Apenas han pasado cuatro años, pero parece ya un siglo. Su presidencia, sin embargo, se vio sacudida desde el inicio por varios temporales. Desde el primer día, se puso en duda su estado de salud por sus frecuentes lapsus de memoria y por su falta de reflejos. Biden quizás pensó que su presidencia iba a ser corta y que no podía dar por asegurados los ocho años habituales. Se ha dicho y se ha escrito a menudo que el legado de los presidentes se dirime en los últimos cuatro años. Sea o no así, Biden decidió pisar el acelerador casi de inmediato y él –o su equipo– viraron a la izquierda: en la protección del medio ambiente, en la puesta en marcha de un programa masivo de inversiones en infraestructuras y en el impulso de una política exterior más ambiciosa pero también más atlantista, más siglo XX para entendernos.
«En los cuatro próximos años asistiremos a una aceleración de las políticas de la nueva derecha, de forma más cesarista»
Los resultados fueron inmediatos y la economía americana se recuperó con gran celeridad gracias al uso masivo de esteroides.
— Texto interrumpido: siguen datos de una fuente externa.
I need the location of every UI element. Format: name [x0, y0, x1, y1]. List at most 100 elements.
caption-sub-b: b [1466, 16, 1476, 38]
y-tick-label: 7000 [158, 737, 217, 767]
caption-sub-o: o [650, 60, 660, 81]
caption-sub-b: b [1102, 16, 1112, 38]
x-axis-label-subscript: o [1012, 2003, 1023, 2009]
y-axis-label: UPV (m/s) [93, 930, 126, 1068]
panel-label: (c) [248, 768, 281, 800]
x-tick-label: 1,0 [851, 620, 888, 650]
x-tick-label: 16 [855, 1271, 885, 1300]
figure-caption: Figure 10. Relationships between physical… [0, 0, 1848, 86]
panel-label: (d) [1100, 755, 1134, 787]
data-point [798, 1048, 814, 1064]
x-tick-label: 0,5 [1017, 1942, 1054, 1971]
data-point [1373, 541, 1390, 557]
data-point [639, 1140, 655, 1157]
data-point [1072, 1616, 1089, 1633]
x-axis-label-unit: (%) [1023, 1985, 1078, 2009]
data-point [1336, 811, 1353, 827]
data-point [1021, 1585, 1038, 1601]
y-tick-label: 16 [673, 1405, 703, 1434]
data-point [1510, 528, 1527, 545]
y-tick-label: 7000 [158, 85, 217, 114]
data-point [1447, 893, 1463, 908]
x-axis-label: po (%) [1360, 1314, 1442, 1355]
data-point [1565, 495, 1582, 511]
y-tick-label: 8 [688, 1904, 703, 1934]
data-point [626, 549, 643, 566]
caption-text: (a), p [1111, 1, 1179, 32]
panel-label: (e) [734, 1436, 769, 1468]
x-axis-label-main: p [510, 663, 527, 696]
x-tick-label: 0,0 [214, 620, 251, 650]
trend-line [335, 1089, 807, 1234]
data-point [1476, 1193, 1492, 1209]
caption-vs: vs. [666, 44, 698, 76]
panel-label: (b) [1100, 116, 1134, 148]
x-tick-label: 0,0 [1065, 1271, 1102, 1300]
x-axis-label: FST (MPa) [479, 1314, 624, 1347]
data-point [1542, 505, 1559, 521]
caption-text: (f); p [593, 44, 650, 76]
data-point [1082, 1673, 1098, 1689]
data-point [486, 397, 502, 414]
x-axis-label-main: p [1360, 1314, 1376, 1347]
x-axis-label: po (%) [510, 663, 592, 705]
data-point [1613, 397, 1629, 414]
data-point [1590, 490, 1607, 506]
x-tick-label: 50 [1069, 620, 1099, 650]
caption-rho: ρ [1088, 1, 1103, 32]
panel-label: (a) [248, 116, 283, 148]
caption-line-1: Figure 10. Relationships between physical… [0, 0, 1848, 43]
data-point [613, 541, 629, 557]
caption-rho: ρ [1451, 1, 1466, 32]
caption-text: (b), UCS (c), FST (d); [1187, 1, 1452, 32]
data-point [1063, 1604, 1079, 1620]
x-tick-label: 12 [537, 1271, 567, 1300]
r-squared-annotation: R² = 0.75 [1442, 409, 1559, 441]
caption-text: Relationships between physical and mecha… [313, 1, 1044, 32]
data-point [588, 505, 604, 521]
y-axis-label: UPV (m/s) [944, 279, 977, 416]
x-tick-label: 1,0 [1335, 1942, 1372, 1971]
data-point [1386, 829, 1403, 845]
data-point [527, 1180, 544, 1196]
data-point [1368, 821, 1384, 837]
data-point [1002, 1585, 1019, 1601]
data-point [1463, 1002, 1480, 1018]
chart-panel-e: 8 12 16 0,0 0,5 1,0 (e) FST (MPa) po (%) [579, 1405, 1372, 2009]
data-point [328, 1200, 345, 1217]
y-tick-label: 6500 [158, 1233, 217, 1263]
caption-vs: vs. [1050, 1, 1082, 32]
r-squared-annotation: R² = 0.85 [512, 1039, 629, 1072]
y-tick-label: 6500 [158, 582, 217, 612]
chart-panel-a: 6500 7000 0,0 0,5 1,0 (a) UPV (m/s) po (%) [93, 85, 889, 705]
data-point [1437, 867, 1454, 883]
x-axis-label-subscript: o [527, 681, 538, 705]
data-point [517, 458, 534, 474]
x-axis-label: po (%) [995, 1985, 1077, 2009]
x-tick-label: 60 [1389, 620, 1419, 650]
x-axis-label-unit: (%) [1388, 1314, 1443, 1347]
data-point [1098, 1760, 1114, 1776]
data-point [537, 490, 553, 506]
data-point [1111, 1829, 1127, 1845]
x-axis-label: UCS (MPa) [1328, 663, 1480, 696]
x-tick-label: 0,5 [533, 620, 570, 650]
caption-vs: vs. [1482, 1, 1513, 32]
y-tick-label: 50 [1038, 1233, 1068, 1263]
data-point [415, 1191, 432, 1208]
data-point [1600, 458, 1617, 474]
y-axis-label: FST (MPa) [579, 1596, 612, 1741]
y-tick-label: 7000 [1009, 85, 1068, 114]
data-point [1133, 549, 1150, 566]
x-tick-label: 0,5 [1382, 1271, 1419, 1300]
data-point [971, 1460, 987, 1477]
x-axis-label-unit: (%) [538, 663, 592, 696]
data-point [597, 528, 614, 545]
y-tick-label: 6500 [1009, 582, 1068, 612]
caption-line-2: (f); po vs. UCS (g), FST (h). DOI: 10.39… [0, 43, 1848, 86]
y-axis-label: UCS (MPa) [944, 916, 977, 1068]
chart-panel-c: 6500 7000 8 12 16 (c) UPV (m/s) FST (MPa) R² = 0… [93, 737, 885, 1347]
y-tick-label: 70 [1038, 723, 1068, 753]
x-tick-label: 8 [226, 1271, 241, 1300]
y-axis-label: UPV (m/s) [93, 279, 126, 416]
El precio a pagar fue una inflación y un endeudamiento desbocados. A pesar del crecimiento, la fractura social no se redujo; más bien al contrario. Inmersos en una revolución económica y tecnológica, estamos asistiendo además a otra revolución de las ideas que no parece dirigida por el acostumbrado mandarinato de la industria del espectáculo, sino en gran medida por el malestar de las masas.
Resulta muy difícil saber cómo juzgará la historia a Joe Biden. A Merkel y Obama se los subió a los altares desde el principio y hoy nuestro juicio resulta más matizado. Quizás con Biden suceda lo contrario y, pasado un tiempo, lo veamos como el último representante de la mentalidad atlantista que define el medio siglo largo de pax americana. Vaya uno a saber. Trump lo definió así en una ocasión: «Es un cadáver y aún no se ha dado cuenta». Ahora ya forma parte del pasado y con él muchas más cosas de las que creemos. Decimos adiós a una generación de políticos, a la cultura de toda una época. Entramos, de este modo, en un período nuevo que podemos denominar «reaccionario», no en el significado usual del término, sino en el etimológico: aquel que reacciona contra las tendencias fundamentales de su tiempo.
La derrota última de Biden se mide en proporción a la victoria de Trump, exactamente igual que sucedió con Obama. Nos habla de un mundo dividido en un sentido distinto al que pensaba el ecosistema de pensamiento liberal. Punto de cesura o de corte, cabe pensar que en los cuatro próximos años asistiremos a una aceleración de las políticas de la nueva derecha, de forma probablemente más cesarista. Es como si las viejas tesis de Spengler regresaran un siglo después. El mundo conocido se derrumba a nuestros pies. Seguramente porque ya no se sostenía.